The play consists of two parts and twelve scenes. Although it is intimate in tone, it requires a cast consisting of five men and five women. The play is autobiographical. Williams revisits has days between winter 1938 and spring 1939 as a young and poor writer in a shabby rooming house in New Orleans' French Quarter. Williams gives the specific address: 722 Toulouse Street, but the portrayal is meant to be universal. Williams writes, "In the barrenness there should be a poetic invocation of all the cheap rooming houses of the world." The play moves between the particulars of Williams' life as a young man of 28 and broader themes.

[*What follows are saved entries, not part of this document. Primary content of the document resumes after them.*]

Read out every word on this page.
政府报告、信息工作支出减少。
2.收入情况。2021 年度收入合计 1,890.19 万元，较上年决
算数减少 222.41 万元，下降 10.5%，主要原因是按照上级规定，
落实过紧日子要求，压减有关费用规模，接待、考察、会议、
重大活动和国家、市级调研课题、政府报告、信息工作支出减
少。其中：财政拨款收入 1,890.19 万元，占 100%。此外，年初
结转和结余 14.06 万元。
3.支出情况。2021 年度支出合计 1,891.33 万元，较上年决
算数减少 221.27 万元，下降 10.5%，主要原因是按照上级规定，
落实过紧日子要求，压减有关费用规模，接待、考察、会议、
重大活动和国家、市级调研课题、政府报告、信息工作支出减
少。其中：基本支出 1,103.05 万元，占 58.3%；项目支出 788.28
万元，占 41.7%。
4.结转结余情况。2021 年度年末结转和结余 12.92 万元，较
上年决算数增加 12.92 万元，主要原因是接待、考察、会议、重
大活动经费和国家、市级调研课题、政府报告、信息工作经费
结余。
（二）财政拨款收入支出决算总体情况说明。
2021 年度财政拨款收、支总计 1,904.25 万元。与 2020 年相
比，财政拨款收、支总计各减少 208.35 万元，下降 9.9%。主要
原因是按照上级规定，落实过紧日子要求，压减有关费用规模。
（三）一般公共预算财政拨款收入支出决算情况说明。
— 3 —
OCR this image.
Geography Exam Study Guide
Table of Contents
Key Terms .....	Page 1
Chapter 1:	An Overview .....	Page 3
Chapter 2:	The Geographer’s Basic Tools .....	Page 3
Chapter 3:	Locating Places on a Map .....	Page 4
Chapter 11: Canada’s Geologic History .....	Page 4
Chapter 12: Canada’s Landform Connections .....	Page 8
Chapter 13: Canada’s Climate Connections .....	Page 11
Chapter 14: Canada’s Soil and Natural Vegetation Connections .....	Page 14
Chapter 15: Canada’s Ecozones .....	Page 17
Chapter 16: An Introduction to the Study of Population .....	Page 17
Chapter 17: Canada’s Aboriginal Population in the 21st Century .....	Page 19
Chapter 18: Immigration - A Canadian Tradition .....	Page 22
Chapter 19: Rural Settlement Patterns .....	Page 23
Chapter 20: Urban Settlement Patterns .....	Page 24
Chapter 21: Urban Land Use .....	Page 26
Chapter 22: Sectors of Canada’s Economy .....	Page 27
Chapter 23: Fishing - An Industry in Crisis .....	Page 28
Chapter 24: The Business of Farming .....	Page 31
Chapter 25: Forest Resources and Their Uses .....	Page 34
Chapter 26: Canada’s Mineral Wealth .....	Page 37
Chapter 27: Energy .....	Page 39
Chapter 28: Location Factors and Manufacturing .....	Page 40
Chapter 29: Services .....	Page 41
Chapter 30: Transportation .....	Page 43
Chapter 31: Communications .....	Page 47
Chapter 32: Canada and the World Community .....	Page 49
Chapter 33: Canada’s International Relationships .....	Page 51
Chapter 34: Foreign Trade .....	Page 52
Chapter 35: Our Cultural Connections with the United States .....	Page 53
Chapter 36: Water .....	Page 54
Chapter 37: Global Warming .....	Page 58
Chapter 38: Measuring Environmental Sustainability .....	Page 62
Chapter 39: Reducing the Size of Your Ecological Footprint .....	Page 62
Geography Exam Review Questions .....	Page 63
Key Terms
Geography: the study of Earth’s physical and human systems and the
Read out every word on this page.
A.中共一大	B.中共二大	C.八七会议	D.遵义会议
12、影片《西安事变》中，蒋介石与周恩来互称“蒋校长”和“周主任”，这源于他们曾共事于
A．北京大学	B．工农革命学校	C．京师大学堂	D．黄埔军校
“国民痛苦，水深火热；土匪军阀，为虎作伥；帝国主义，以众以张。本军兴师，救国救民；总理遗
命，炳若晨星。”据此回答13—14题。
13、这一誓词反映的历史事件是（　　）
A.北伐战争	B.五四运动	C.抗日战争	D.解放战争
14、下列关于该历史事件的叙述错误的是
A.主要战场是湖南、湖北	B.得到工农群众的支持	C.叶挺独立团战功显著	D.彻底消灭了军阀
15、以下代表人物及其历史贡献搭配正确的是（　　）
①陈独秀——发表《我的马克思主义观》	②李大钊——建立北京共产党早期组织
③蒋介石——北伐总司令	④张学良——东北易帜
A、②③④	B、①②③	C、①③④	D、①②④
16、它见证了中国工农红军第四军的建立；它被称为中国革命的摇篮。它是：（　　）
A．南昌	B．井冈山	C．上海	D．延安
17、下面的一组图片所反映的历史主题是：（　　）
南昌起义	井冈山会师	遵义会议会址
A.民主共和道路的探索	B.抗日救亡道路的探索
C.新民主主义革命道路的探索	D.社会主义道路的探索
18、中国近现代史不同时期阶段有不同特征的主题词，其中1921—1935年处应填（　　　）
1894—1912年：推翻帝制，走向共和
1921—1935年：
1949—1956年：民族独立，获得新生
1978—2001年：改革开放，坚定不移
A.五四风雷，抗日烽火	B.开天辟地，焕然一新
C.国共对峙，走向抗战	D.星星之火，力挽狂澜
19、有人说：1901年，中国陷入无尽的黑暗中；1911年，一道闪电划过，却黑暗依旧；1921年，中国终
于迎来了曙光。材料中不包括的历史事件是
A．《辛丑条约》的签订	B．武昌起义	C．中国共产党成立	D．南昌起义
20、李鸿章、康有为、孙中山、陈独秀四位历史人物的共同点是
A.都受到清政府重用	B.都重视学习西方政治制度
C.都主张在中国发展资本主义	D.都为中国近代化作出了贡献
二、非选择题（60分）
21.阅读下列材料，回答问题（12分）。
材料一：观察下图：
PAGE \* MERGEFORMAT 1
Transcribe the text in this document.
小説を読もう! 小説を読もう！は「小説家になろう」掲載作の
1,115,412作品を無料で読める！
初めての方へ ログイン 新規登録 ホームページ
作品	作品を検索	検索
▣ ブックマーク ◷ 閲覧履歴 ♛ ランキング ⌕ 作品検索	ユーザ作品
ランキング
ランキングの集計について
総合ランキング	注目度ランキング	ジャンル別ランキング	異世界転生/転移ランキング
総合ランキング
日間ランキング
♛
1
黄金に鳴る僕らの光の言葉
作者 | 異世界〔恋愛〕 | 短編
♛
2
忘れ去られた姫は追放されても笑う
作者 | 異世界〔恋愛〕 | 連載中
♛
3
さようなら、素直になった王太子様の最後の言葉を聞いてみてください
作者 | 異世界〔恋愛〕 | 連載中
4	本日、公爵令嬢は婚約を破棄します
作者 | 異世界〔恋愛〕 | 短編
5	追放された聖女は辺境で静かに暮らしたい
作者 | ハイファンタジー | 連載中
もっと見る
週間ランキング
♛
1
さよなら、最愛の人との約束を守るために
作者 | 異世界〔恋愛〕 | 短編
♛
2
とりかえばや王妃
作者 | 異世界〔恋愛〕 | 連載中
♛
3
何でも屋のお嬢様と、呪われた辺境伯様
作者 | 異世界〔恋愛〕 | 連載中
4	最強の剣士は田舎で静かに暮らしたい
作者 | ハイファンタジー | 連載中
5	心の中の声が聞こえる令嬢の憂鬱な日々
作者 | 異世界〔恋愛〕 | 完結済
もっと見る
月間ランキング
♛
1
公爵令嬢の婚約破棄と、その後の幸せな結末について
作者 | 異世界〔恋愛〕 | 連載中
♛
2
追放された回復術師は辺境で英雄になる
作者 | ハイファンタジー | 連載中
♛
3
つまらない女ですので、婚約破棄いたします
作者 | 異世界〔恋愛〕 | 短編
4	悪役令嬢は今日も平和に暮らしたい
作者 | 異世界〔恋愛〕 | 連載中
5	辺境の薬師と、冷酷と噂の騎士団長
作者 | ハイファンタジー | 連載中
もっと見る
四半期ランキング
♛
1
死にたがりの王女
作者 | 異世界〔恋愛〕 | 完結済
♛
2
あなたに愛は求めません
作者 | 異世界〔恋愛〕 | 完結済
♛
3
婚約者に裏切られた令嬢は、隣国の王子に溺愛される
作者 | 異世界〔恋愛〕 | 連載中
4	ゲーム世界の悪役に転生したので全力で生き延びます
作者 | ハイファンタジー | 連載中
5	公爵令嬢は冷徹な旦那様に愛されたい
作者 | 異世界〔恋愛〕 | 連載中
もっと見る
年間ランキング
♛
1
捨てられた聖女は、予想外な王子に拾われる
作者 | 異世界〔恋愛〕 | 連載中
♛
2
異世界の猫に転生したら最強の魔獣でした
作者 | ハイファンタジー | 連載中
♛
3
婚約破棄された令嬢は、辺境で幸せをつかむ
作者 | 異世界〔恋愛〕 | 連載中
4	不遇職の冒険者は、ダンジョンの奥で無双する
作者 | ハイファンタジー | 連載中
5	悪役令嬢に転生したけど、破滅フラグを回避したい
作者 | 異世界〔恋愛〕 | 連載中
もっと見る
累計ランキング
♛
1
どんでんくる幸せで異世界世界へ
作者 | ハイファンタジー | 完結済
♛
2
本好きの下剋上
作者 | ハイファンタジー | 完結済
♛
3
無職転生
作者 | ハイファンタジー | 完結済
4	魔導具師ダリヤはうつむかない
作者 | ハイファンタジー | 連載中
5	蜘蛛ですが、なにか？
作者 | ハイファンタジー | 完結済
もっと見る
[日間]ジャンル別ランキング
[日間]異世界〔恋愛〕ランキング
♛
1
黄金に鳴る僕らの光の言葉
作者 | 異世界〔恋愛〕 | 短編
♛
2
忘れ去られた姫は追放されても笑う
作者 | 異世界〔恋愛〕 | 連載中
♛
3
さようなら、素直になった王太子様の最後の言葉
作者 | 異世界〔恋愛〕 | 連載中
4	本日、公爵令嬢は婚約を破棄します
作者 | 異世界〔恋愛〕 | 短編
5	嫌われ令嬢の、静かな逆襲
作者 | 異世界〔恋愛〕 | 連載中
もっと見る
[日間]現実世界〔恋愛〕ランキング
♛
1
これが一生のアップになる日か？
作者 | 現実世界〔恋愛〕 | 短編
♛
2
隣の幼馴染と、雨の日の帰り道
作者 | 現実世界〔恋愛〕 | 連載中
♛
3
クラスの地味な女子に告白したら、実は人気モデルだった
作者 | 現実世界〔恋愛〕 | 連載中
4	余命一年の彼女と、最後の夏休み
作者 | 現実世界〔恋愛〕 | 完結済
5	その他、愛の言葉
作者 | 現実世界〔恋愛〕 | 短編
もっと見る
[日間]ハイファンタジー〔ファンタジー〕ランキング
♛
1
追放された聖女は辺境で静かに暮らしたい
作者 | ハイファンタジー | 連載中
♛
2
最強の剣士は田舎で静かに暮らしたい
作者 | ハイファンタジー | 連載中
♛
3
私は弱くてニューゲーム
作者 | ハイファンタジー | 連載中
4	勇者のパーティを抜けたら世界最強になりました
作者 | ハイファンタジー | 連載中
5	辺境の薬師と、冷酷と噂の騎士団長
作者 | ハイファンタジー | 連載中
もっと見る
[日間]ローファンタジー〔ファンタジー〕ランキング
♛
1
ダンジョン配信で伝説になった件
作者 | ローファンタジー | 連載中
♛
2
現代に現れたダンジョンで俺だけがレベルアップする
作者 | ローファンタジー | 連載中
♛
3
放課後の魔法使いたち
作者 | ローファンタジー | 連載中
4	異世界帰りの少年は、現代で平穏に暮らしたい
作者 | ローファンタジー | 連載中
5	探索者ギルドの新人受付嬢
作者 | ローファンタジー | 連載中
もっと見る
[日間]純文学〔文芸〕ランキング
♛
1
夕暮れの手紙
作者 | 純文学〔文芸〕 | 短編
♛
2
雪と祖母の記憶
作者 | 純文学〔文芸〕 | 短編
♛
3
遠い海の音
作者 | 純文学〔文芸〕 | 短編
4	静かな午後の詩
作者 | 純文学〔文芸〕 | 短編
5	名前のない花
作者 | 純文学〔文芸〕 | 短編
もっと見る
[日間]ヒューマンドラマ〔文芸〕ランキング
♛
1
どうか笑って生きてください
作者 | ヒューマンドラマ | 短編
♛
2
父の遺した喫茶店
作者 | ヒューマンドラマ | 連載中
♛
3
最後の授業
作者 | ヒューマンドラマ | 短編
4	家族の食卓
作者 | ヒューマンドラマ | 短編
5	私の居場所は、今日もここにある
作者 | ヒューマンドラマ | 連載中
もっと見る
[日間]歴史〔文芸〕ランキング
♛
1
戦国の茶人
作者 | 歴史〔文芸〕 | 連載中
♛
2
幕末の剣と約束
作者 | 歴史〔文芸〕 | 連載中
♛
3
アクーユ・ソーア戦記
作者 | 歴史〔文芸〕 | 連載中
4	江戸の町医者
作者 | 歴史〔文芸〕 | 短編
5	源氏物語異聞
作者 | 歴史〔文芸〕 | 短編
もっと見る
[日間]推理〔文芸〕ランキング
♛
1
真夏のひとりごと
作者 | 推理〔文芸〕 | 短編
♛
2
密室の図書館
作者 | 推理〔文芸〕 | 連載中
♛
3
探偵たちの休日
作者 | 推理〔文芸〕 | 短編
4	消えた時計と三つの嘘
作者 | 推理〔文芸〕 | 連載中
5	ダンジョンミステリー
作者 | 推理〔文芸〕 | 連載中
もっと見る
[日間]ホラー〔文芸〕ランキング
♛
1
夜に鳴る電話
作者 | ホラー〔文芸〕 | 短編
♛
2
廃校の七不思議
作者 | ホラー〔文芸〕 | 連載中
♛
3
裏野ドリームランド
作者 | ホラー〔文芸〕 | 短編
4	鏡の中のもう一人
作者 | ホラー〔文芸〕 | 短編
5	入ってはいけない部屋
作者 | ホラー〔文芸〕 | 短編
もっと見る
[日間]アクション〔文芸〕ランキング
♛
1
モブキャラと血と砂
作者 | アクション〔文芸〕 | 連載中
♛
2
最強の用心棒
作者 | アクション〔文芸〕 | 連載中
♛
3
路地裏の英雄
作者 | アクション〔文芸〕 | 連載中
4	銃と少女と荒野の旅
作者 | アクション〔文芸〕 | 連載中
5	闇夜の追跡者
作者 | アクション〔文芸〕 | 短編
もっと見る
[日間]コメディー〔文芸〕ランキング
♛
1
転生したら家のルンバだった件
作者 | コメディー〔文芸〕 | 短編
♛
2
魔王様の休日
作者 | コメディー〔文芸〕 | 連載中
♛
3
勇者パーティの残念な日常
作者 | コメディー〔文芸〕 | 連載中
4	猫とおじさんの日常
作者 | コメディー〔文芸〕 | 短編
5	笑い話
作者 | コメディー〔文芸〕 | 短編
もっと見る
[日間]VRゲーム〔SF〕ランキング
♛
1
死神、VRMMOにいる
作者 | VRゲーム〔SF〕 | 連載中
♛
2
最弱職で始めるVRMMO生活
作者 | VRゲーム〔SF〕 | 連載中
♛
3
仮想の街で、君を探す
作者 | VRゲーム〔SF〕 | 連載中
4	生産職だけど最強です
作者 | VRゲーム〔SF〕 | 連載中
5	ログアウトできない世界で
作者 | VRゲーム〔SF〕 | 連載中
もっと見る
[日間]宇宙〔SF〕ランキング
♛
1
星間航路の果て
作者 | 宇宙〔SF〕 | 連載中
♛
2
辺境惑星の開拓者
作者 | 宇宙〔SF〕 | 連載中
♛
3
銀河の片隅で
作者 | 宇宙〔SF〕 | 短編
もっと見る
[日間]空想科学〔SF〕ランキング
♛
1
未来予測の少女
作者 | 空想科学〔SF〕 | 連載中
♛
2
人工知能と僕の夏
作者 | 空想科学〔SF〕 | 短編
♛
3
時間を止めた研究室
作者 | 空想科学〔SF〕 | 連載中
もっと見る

The primary character is Williams himself but he is called simply and more suggestively "Writer". He speaks directly to the audience as a narrator, on occasion, as well as being a participant in the play. The remaining characters in the play are tormented, each in their own way, as is the Writer. They include, the delusional, witchlike, and greedy landlady, a figure who symbolizes rooming house landladies everywhere, and her longsuffering aged servant Nursie,, an African American woman who suggests she would rather be a bag lady than to continue working in the rooming house. Besides the Writer, the other boarders in the house include Nightingale, a painter suffering from tuberculosis with whom Writer has his first, and unhappy, homosexual experience. Other boarders are two elderly and impoverished spinsters, and Jane and Tye.